Fascist Modernism in Italy
Title | Fascist Modernism in Italy PDF eBook |
Author | Francesca Billiani |
Publisher | Bloomsbury Publishing |
Pages | 257 |
Release | 2021-08-26 |
Genre | Political Science |
ISBN | 1788317580 |
Between 1917 to 1975 Germany, Italy, Portugal, the Soviet Union, and Spain shifted from liberal parliamentary democracies to authoritarian and totalitarian dictatorships, seeking total control, mass consensus, and the constitution of a 'new man/woman' as the foundation of a modern collective social identity. As they did so these regimes uniformly adopted what we would call a modernist aesthetic – huge-scale experiments in modernism were funded and supported by fascist and totalitarian dictators. Famous examples include Mussolini's New Rome at EUR, or the Stalinist apartment blocks built in urban Russia. Focusing largely on Mussolini's Italy, Francesca Billiani argues that modernity was intertwined irrecoverably with fascism – that too often modernist buildings, art and writings are seen as a purely cultural output, when in fact the principles of modernist aesthetics constitute and are constituted by the principles of fascism. The obsession with the creation of the 'new man' in art and in reality shows this synergy at work.
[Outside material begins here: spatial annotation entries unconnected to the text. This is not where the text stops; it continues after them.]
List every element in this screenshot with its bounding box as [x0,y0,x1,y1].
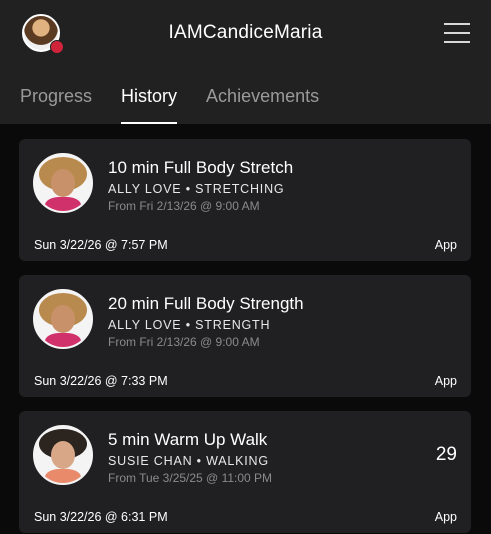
workout-card[interactable]: 5 min Warm Up Walk SUSIE CHAN • WALKING … [19,411,471,533]
hamburger-menu-icon[interactable] [444,20,470,46]
tab-history[interactable]: History [121,86,178,124]
original-airdate: From Tue 3/25/25 @ 11:00 PM [108,471,273,485]
workout-card[interactable]: 10 min Full Body Stretch ALLY LOVE • STR… [19,139,471,261]
original-airdate: From Fri 2/13/26 @ 9:00 AM [108,199,260,213]
tab-achievements[interactable]: Achievements [206,86,319,124]
original-airdate: From Fri 2/13/26 @ 9:00 AM [108,335,260,349]
workout-title: 20 min Full Body Strength [108,294,304,313]
username-title: IAMCandiceMaria [168,22,323,43]
workout-title: 10 min Full Body Stretch [108,158,294,177]
workout-title: 5 min Warm Up Walk [108,430,268,449]
instructor-thumbnail [33,425,93,485]
workout-card[interactable]: 20 min Full Body Strength ALLY LOVE • ST… [19,275,471,397]
tab-bar: Progress History Achievements [20,86,348,124]
tab-progress[interactable]: Progress [20,86,92,124]
instructor-category: ALLY LOVE • STRENGTH [108,318,271,332]
workout-date: Sun 3/22/26 @ 7:57 PM [34,238,168,252]
instructor-thumbnail [33,153,93,213]
workout-source: App [434,374,457,388]
instructor-category: SUSIE CHAN • WALKING [108,454,269,468]
top-bar: IAMCandiceMaria Progress History Achieve… [0,0,491,124]
workout-date: Sun 3/22/26 @ 6:31 PM [34,510,168,524]
workout-score: 29 [435,444,457,465]
workout-date: Sun 3/22/26 @ 7:33 PM [34,374,168,388]
workout-source: App [434,238,457,252]
workout-source: App [434,510,457,524]
instructor-category: ALLY LOVE • STRETCHING [108,182,285,196]
instructor-thumbnail [33,289,93,349]
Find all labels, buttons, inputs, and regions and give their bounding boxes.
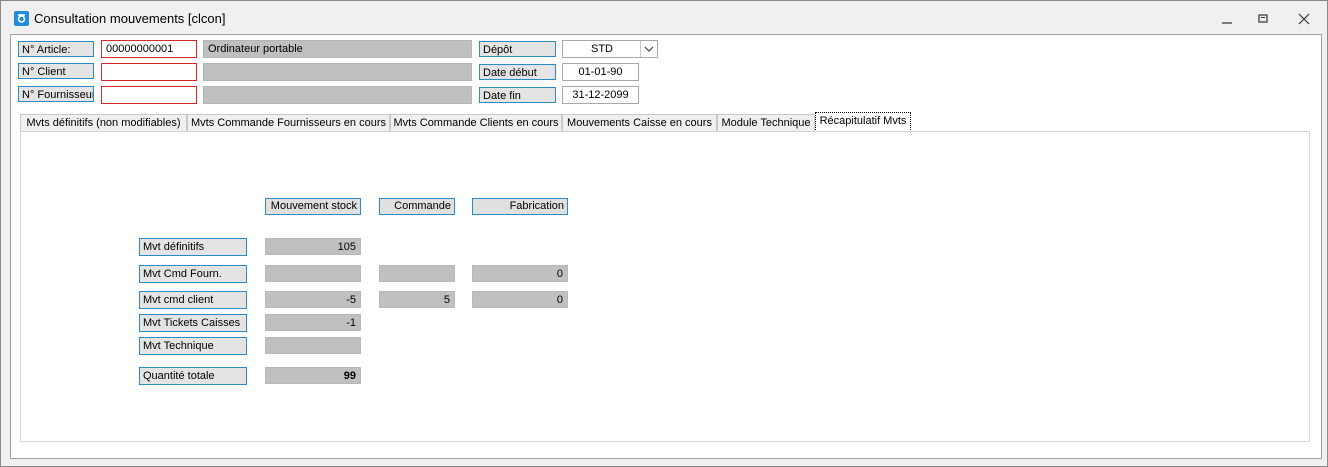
tab-commande-clients[interactable]: Mvts Commande Clients en cours — [390, 114, 562, 132]
date-end-input[interactable]: 31-12-2099 — [562, 86, 639, 104]
cmd-client-fabrication-value: 0 — [472, 291, 568, 308]
title-bar: Consultation mouvements [clcon] — [1, 1, 1327, 33]
client-name-field — [203, 63, 472, 81]
row-label-technique: Mvt Technique — [139, 337, 247, 355]
row-label-cmd-client: Mvt cmd client — [139, 291, 247, 309]
app-icon — [14, 11, 29, 26]
tab-commande-fournisseurs[interactable]: Mvts Commande Fournisseurs en cours — [187, 114, 390, 132]
date-end-label: Date fin — [479, 87, 556, 103]
supplier-label: N° Fournisseur — [18, 86, 94, 102]
cmd-client-commande-value: 5 — [379, 291, 455, 308]
tab-mvts-definitifs[interactable]: Mvts définitifs (non modifiables) — [20, 114, 187, 132]
supplier-name-field — [203, 86, 472, 104]
tab-recapitulatif[interactable]: Récapitulatif Mvts — [815, 112, 911, 132]
chevron-down-icon — [644, 46, 654, 52]
date-start-label: Date début — [479, 64, 556, 80]
depot-value: STD — [591, 43, 613, 55]
window-title: Consultation mouvements [clcon] — [34, 11, 226, 26]
date-start-input[interactable]: 01-01-90 — [562, 63, 639, 81]
minimize-button[interactable] — [1209, 7, 1245, 29]
column-header-stock: Mouvement stock — [265, 198, 361, 215]
recap-panel: Mouvement stock Commande Fabrication Mvt… — [20, 131, 1310, 442]
restore-icon — [1258, 14, 1268, 23]
row-label-definitifs: Mvt définitifs — [139, 238, 247, 256]
client-input[interactable] — [101, 63, 197, 81]
depot-dropdown-button[interactable] — [640, 41, 657, 57]
content-area: N° Article: 00000000001 Ordinateur porta… — [10, 34, 1322, 459]
technique-stock-value — [265, 337, 361, 354]
tab-module-technique[interactable]: Module Technique — [717, 114, 815, 132]
client-label: N° Client — [18, 63, 94, 79]
depot-label: Dépôt — [479, 41, 556, 57]
row-label-cmd-fourn: Mvt Cmd Fourn. — [139, 265, 247, 283]
restore-button[interactable] — [1245, 7, 1281, 29]
column-header-fabrication: Fabrication — [472, 198, 568, 215]
supplier-input[interactable] — [101, 86, 197, 104]
row-label-quantite-totale: Quantité totale — [139, 367, 247, 385]
minimize-icon — [1222, 22, 1232, 24]
close-button[interactable] — [1286, 7, 1322, 29]
article-input[interactable]: 00000000001 — [101, 40, 197, 58]
cmd-fourn-commande-value — [379, 265, 455, 282]
cmd-fourn-stock-value — [265, 265, 361, 282]
cmd-client-stock-value: -5 — [265, 291, 361, 308]
article-label: N° Article: — [18, 41, 94, 57]
quantite-totale-value: 99 — [265, 367, 361, 384]
close-icon — [1298, 13, 1310, 25]
tickets-caisses-stock-value: -1 — [265, 314, 361, 331]
window: Consultation mouvements [clcon] N° Artic… — [0, 0, 1328, 467]
tab-mouvements-caisse[interactable]: Mouvements Caisse en cours — [562, 114, 717, 132]
row-label-tickets-caisses: Mvt Tickets Caisses — [139, 314, 247, 332]
column-header-commande: Commande — [379, 198, 455, 215]
article-name-field: Ordinateur portable — [203, 40, 472, 58]
depot-select[interactable]: STD — [562, 40, 658, 58]
definitifs-stock-value: 105 — [265, 238, 361, 255]
cmd-fourn-fabrication-value: 0 — [472, 265, 568, 282]
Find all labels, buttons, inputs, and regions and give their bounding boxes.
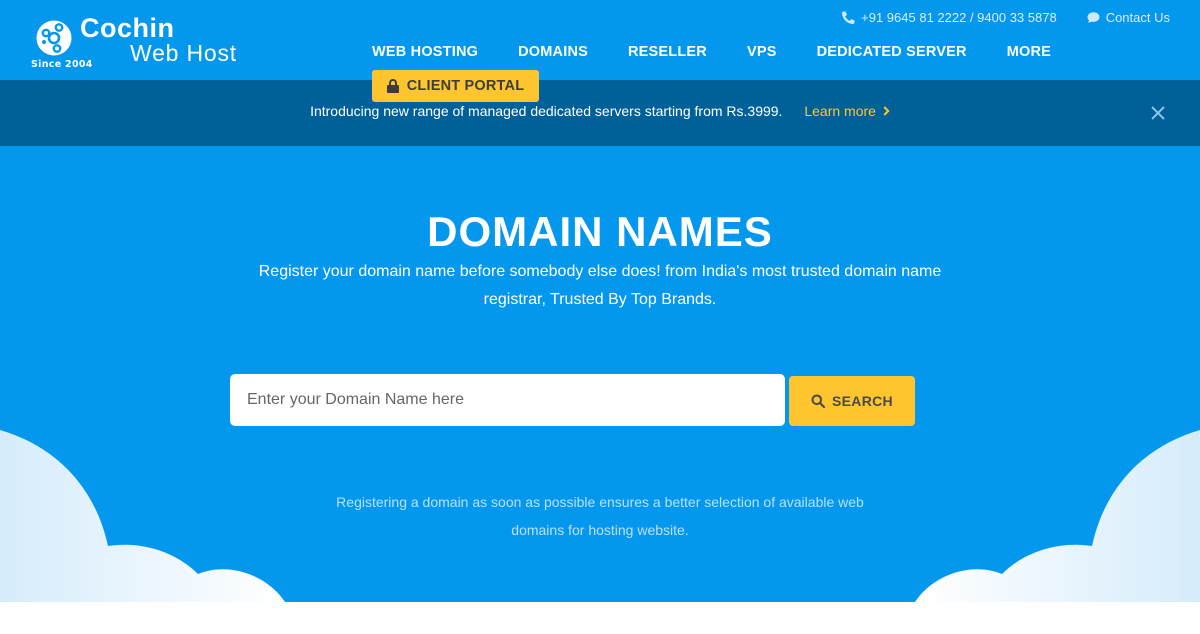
contact-us-label: Contact Us bbox=[1105, 9, 1170, 25]
announcement-banner: Introducing new range of managed dedicat… bbox=[0, 80, 1200, 146]
hero-section: DOMAIN NAMES Register your domain name b… bbox=[0, 146, 1200, 602]
topbar: +91 9645 81 2222 / 9400 33 5878 Contact … bbox=[842, 8, 1170, 26]
nav-item-web-hosting[interactable]: WEB HOSTING bbox=[372, 44, 478, 60]
banner-content: Introducing new range of managed dedicat… bbox=[0, 103, 1200, 119]
nav-item-dedicated-server[interactable]: DEDICATED SERVER bbox=[817, 44, 967, 60]
lock-icon bbox=[386, 79, 399, 93]
phone-link[interactable]: +91 9645 81 2222 / 9400 33 5878 bbox=[842, 10, 1057, 25]
logo-subname: Web Host bbox=[130, 40, 237, 66]
cloud-left bbox=[0, 430, 285, 602]
nav-item-reseller[interactable]: RESELLER bbox=[628, 44, 707, 60]
learn-more-link[interactable]: Learn more bbox=[804, 103, 890, 119]
site-header: Since 2004 Cochin Web Host +91 9645 81 2… bbox=[0, 0, 1200, 80]
logo-since: Since 2004 bbox=[31, 59, 93, 70]
search-icon bbox=[811, 394, 826, 408]
close-banner-button[interactable] bbox=[1150, 105, 1166, 121]
chevron-right-icon bbox=[883, 106, 890, 116]
contact-us-link[interactable]: Contact Us bbox=[1087, 10, 1170, 25]
main-nav: WEB HOSTING DOMAINS RESELLER VPS DEDICAT… bbox=[372, 44, 1051, 60]
cloud-right bbox=[915, 430, 1200, 602]
search-button[interactable]: SEARCH bbox=[789, 376, 915, 426]
nav-item-vps[interactable]: VPS bbox=[747, 44, 777, 60]
client-portal-button[interactable]: CLIENT PORTAL bbox=[372, 70, 539, 102]
logo[interactable]: Since 2004 Cochin Web Host bbox=[30, 12, 260, 72]
banner-text: Introducing new range of managed dedicat… bbox=[310, 103, 783, 119]
chat-bubble-icon bbox=[1087, 11, 1100, 23]
phone-number: +91 9645 81 2222 / 9400 33 5878 bbox=[861, 9, 1057, 25]
client-portal-label: CLIENT PORTAL bbox=[406, 78, 525, 94]
close-icon bbox=[1151, 106, 1165, 120]
logo-mark-icon bbox=[36, 20, 72, 56]
nav-item-more[interactable]: MORE bbox=[1007, 44, 1051, 60]
domain-search-input[interactable] bbox=[230, 374, 785, 426]
hero-note: Registering a domain as soon as possible… bbox=[336, 494, 864, 538]
search-button-label: SEARCH bbox=[832, 393, 893, 409]
nav-item-domains[interactable]: DOMAINS bbox=[518, 44, 588, 60]
phone-icon bbox=[842, 10, 855, 24]
page-title: DOMAIN NAMES bbox=[427, 208, 773, 255]
learn-more-label: Learn more bbox=[804, 103, 876, 119]
hero-subtitle: Register your domain name before somebod… bbox=[258, 263, 942, 308]
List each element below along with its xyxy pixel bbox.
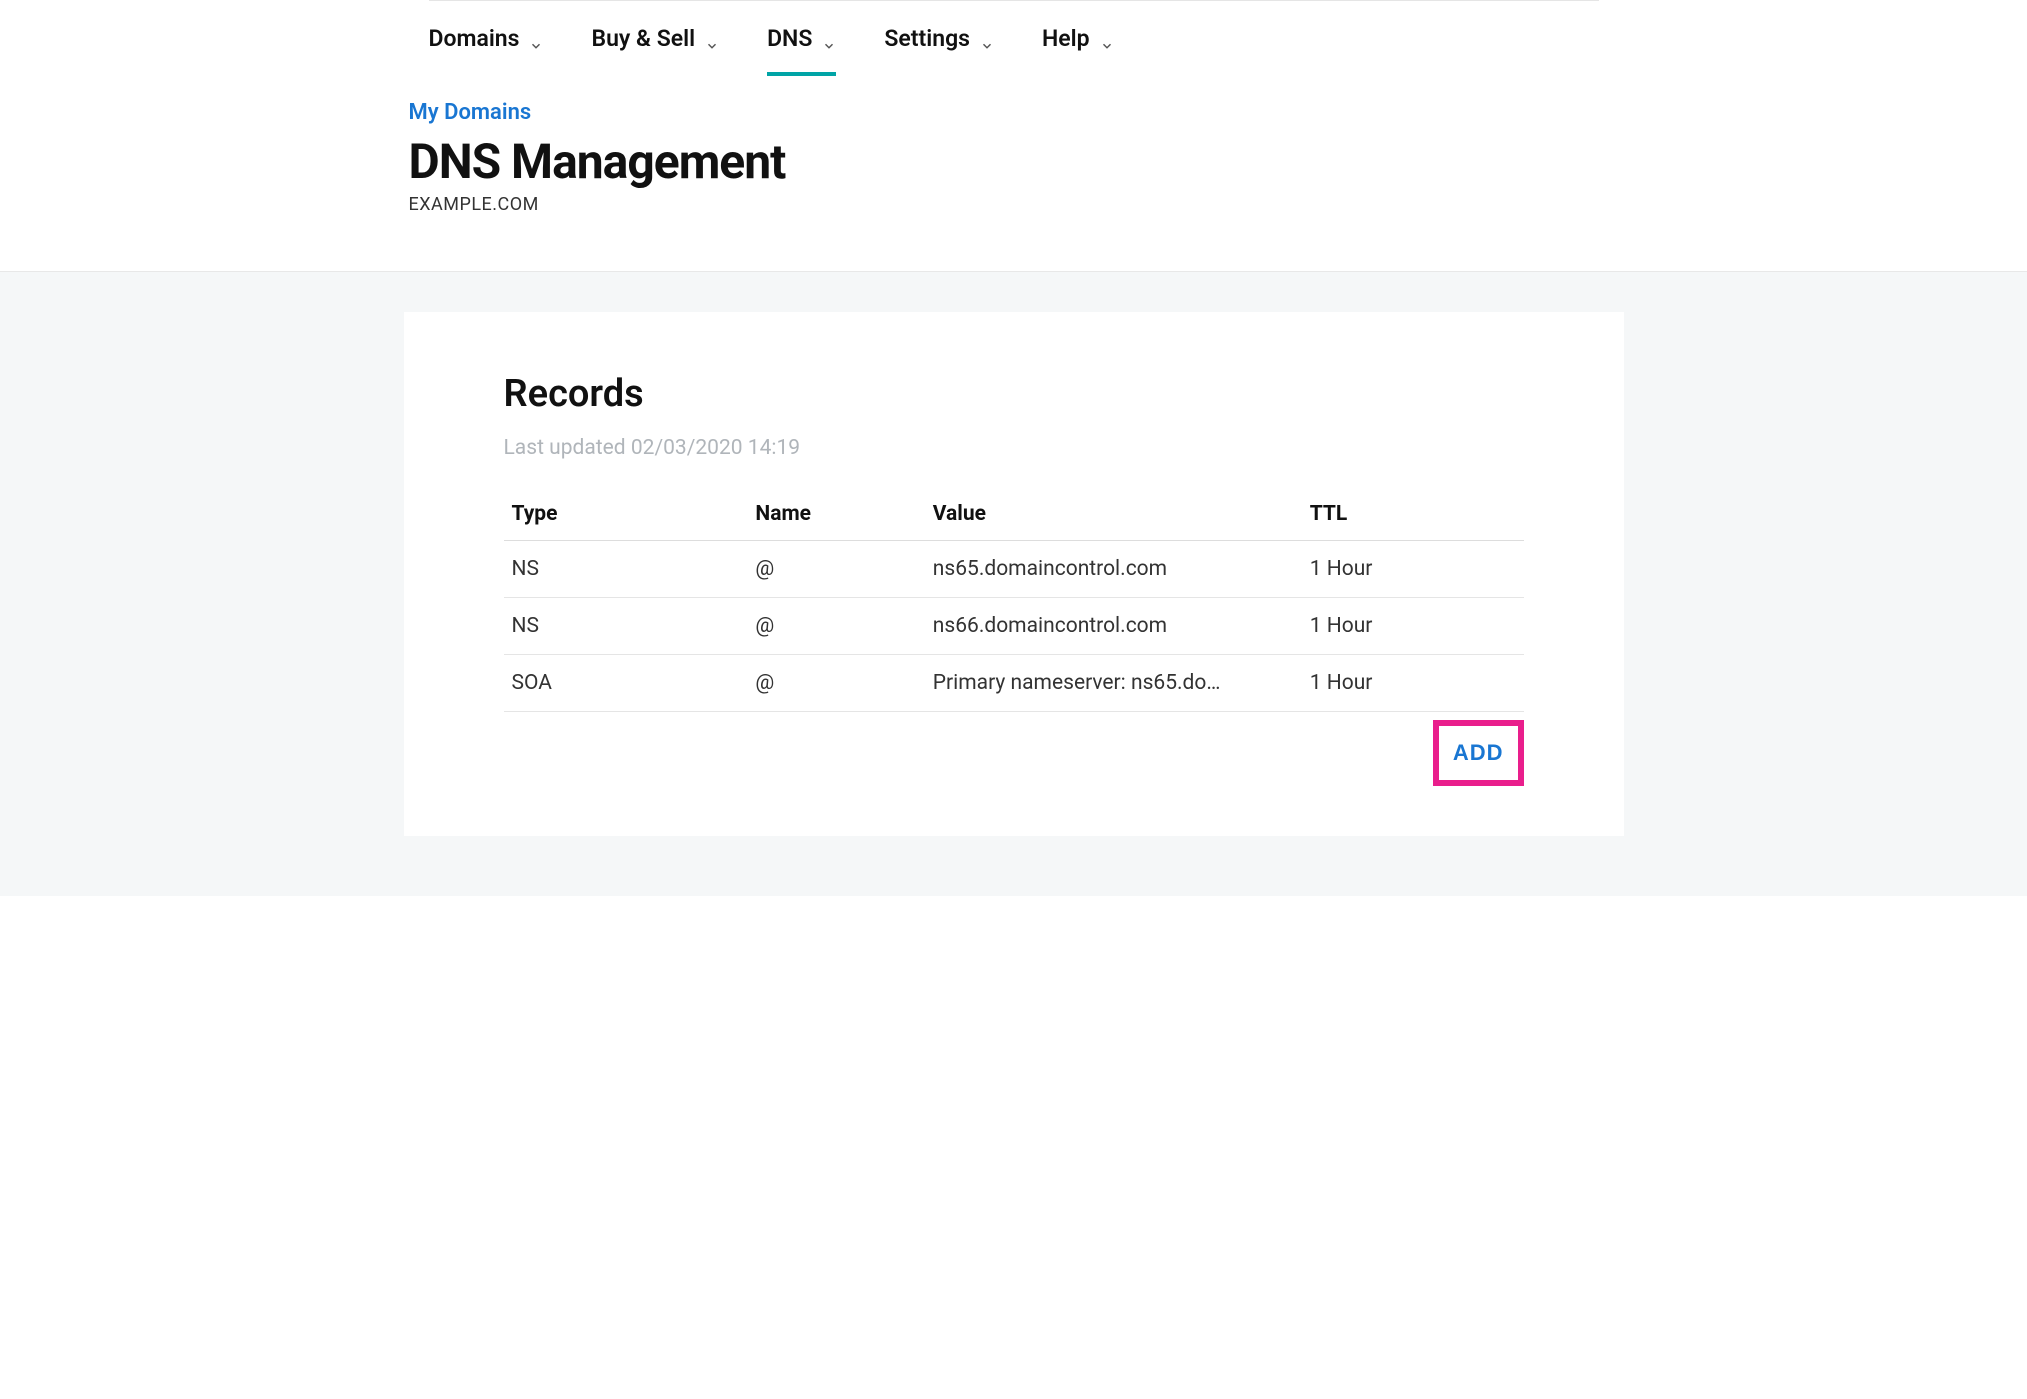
cell-ttl: 1 Hour: [1302, 598, 1524, 655]
nav-tab-label: Domains: [429, 25, 520, 52]
nav-tab-label: Settings: [884, 25, 970, 52]
nav-tab-label: DNS: [767, 25, 812, 52]
cell-value: ns66.domaincontrol.com: [925, 598, 1302, 655]
chevron-down-icon: [822, 32, 836, 46]
table-row[interactable]: NS @ ns65.domaincontrol.com 1 Hour: [504, 541, 1524, 598]
chevron-down-icon: [1100, 32, 1114, 46]
nav-tab-dns[interactable]: DNS: [767, 25, 836, 76]
cell-name: @: [747, 598, 924, 655]
nav-tab-help[interactable]: Help: [1042, 25, 1114, 76]
page-title: DNS Management: [409, 133, 1619, 190]
breadcrumb-my-domains[interactable]: My Domains: [409, 76, 1619, 133]
table-row[interactable]: SOA @ Primary nameserver: ns65.do… 1 Hou…: [504, 655, 1524, 712]
add-button[interactable]: ADD: [1453, 740, 1504, 766]
table-row[interactable]: NS @ ns66.domaincontrol.com 1 Hour: [504, 598, 1524, 655]
add-button-highlight: ADD: [1433, 720, 1524, 786]
cell-type: SOA: [504, 655, 748, 712]
records-card: Records Last updated 02/03/2020 14:19 Ty…: [404, 312, 1624, 836]
nav-tab-domains[interactable]: Domains: [429, 25, 544, 76]
cell-value: ns65.domaincontrol.com: [925, 541, 1302, 598]
cell-type: NS: [504, 541, 748, 598]
records-title: Records: [504, 372, 1524, 416]
records-table: Type Name Value TTL NS @ ns65.domaincont…: [504, 488, 1524, 712]
cell-ttl: 1 Hour: [1302, 541, 1524, 598]
column-header-type: Type: [504, 488, 748, 541]
cell-name: @: [747, 655, 924, 712]
nav-tab-label: Help: [1042, 25, 1090, 52]
cell-type: NS: [504, 598, 748, 655]
column-header-name: Name: [747, 488, 924, 541]
cell-ttl: 1 Hour: [1302, 655, 1524, 712]
cell-value: Primary nameserver: ns65.do…: [925, 655, 1302, 712]
chevron-down-icon: [529, 32, 543, 46]
column-header-ttl: TTL: [1302, 488, 1524, 541]
nav-tab-buy-sell[interactable]: Buy & Sell: [591, 25, 719, 76]
nav-tabs: Domains Buy & Sell DNS Settings Help: [409, 1, 1619, 76]
cell-name: @: [747, 541, 924, 598]
chevron-down-icon: [980, 32, 994, 46]
chevron-down-icon: [705, 32, 719, 46]
column-header-value: Value: [925, 488, 1302, 541]
domain-name: EXAMPLE.COM: [409, 194, 1619, 215]
nav-tab-settings[interactable]: Settings: [884, 25, 994, 76]
nav-tab-label: Buy & Sell: [591, 25, 695, 52]
last-updated: Last updated 02/03/2020 14:19: [504, 436, 1524, 460]
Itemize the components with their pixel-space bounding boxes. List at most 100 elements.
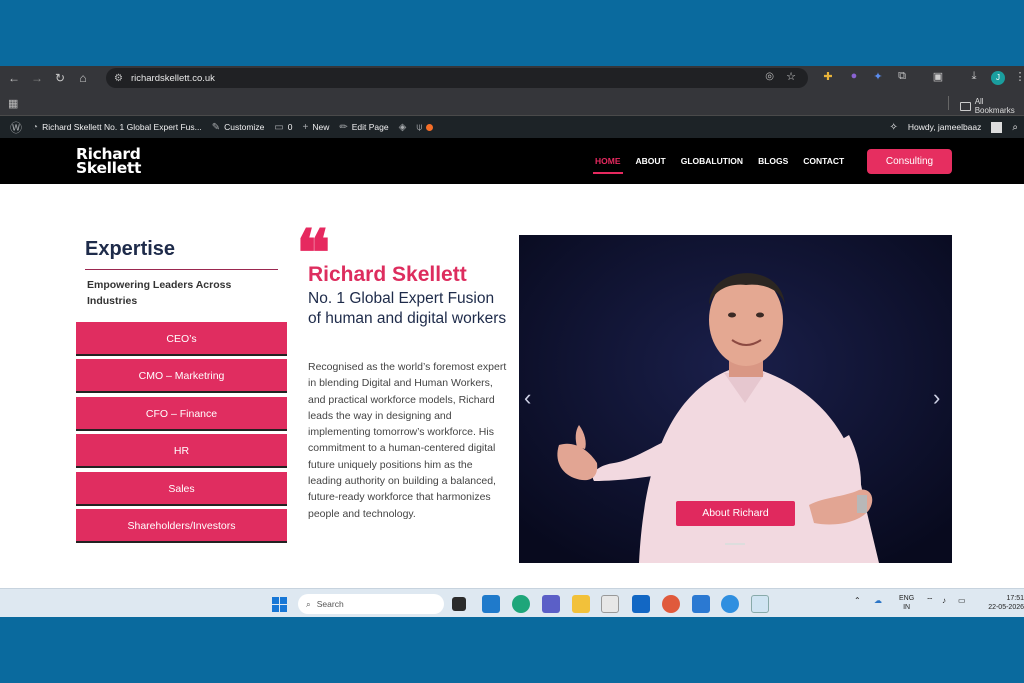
back-icon[interactable]: ← (5, 71, 23, 85)
expertise-item-hr[interactable]: HR (76, 434, 287, 469)
site-logo[interactable]: Richard Skellett (76, 146, 142, 177)
reload-icon[interactable]: ↻ (51, 71, 69, 85)
clock-time: 17:51 (1006, 595, 1024, 602)
heading-underline (85, 269, 278, 270)
task-view-icon[interactable] (452, 597, 466, 611)
eye-off-icon[interactable]: ◎ (765, 71, 774, 82)
nav-blogs[interactable]: BLOGS (758, 156, 788, 166)
bookmark-star-icon[interactable]: ☆ (786, 70, 796, 83)
wp-yoast-icon[interactable]: ⍦ (416, 122, 434, 133)
consulting-button[interactable]: Consulting (867, 149, 952, 174)
windows-start-icon[interactable] (272, 597, 287, 612)
lang-line-1: ENG (899, 595, 915, 602)
slider-next-icon[interactable]: › (933, 385, 940, 411)
profile-bio: Recognised as the world’s foremost exper… (308, 361, 507, 520)
quote-mark-icon: ❝ (296, 222, 331, 262)
brush-icon: ✎ (211, 121, 221, 133)
vscode-icon[interactable] (482, 595, 500, 613)
wp-admin-bar: Ⓦ ◔ Richard Skellett No. 1 Global Expert … (0, 116, 1024, 138)
all-bookmarks-folder[interactable]: All Bookmarks (960, 97, 1024, 115)
slider-prev-icon[interactable]: ‹ (524, 385, 531, 411)
app-icon-3[interactable] (721, 595, 739, 613)
site-info-icon[interactable]: ⚙ (114, 73, 123, 84)
url-text: richardskellett.co.uk (130, 72, 215, 84)
extension-puzzle-icon[interactable]: ✦ (870, 70, 886, 83)
wp-comments-link[interactable]: ▭ 0 (274, 122, 292, 133)
seo-status-dot (426, 123, 434, 131)
sparkle-icon[interactable]: ✧ (889, 122, 897, 133)
address-bar[interactable]: ⚙ richardskellett.co.uk ◎ ☆ (106, 68, 808, 88)
wordpress-logo-icon[interactable]: Ⓦ (10, 119, 22, 136)
system-clock[interactable]: 17:51 22-05-2026 (980, 594, 1024, 612)
wp-new-label: New (312, 122, 330, 132)
comment-icon: ▭ (274, 121, 284, 133)
dashboard-icon: ◔ (32, 121, 39, 133)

This book is a key contribution to the field of twentieth century history – particularly in the study of fascism, while also appealing to students of art history and philosophy.
Fables of Aggression
Title | Fables of Aggression PDF eBook |
Author | Fredric Jameson |
Publisher | Verso Books |
Pages | 216 |
Release | 2020-05-05 |
Genre | Literary Criticism |
ISBN | 1789604052 |
The novels of Wyndham Lewis have generally been associated with the work of the great modernists-Joyce, Pound, Eliot, Yeats-who were his sometime friends and collaborators. Lewis's originality, however, can only be fully grasped when it is understood that, unlike those writers, he was essentially a political novelist. In this now classic study, Fredric Jameson proposes a framework in which Lewis's explosive language practice-utterly unlike any other English or American modernism-can be grasped as a political and symbolic act. He does not, however, ask us to admire the energy of Lewis's style without confronting the inescapable and often scandalous ideological content of Lewis's works: the aggressivity and sexism, the predilection for racial and national categories, the brief flirtation with fascism, and the inveterate and cranky oppositionalism that informs his powerful polemics against virtually all the political and countercultural tendencies of his time. Fables of Aggression draws on the methods of narrative analysis and semiotics, psychoanalysis, and ideological analysis to construct a dynamic model of the contradictions from which Lewis's incomparable narrative corpus is generated, and of which it offers so many varying symbolic resolutions.